<168>« D'un si beau sang, princes, soyez avares;
S'il doit couler, ce n'est pas dans le camp.
Le sort pour vous tous deux qui se prépare
Est, leur dit-il, plus illustre et plus grand.
Ce médecin qui de chez nous ne bouge
Dans un moment à tous deux donnera
De l'ellébore ou de la poudre rouge,
Et le courroux bientôt s'apaisera. »
C'est sur ce ton que d'Aremberg parla.
Par ses propos, l'extravagant Spada
Les fit tous deux en même temps sourire.
Mais, cher lecteur, comment puis-je décrire
Comme le sang de Waldeck s'apaisa?
Comme la mer, après un long orage,
Brise ses flots sur le prochain rivage,
Ainsi Waldeck longtemps après gronda.
Le vieux Wallis, chargé de son grand âge,
Leur dit : « Jadis on était bien plus sage;
Quand de mon temps un conseil se tenait
Auprès d'Eugène, aucun ne remuait.
On écoutait dans un profond silence
Quand Starhemberg, qui longuement parlait,
A tout propos crachait une sentence.
J'ai même vu le conseil qui durait
Depuis l'aurore à l'autre matinée. »
- On y dormait? lui répliqua Spada.
- « Non, point du tout.

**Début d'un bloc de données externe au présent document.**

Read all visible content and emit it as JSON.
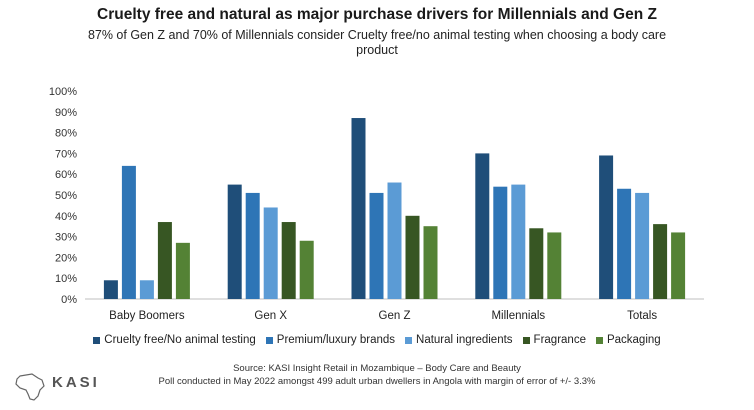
{
  "chart_data": {
    "type": "bar",
    "title": "Cruelty free and natural as major purchase drivers for Millennials and Gen Z",
    "subtitle": "87% of Gen Z and 70% of Millennials consider Cruelty free/no animal testing when choosing a body care product",
    "categories": [
      "Baby Boomers",
      "Gen X",
      "Gen Z",
      "Millennials",
      "Totals"
    ],
    "series": [
      {
        "name": "Cruelty free/No animal testing",
        "color": "#1f4e79",
        "values": [
          9,
          55,
          87,
          70,
          69
        ]
      },
      {
        "name": "Premium/luxury brands",
        "color": "#2e75b6",
        "values": [
          64,
          51,
          51,
          54,
          53
        ]
      },
      {
        "name": "Natural ingredients",
        "color": "#5b9bd5",
        "values": [
          9,
          44,
          56,
          55,
          51
        ]
      },
      {
        "name": "Fragrance",
        "color": "#375623",
        "values": [
          37,
          37,
          40,
          34,
          36
        ]
      },
      {
        "name": "Packaging",
        "color": "#548235",
        "values": [
          27,
          28,
          35,
          32,
          32
        ]
      }
    ],
    "ylim": [
      0,
      100
    ],
    "yticks": [
      "0%",
      "10%",
      "20%",
      "30%",
      "40%",
      "50%",
      "60%",
      "70%",
      "80%",
      "90%",
      "100%"
    ],
    "grid": false,
    "legend": "bottom"
  },
  "footer": {
    "source": "Source: KASI Insight Retail in Mozambique – Body Care and Beauty",
    "poll": "Poll conducted in May 2022 amongst 499 adult urban dwellers in Angola with margin of error of +/- 3.3%"
  },
  "logo": {
    "name": "KASI"
  }
}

Ce conseil s'assembla
Pour disposer de la grande journée
Où l'on battit nos gens près d'Almanza,a
Répond Wallis; on n'était point volage.
Jeunes héros, suivez l'ancien usage.
Le bon Charlot, qui nous a rassemblés
Pour haranguer dans un conseil de guerre,
Ne prétend point que l'ordre en soit troublé. »
Eh! qu'en dirait la Reine et l'Angleterre?


a Le 20 avril 1707. Voyez t. III, p. 111, et t. X, p. 314.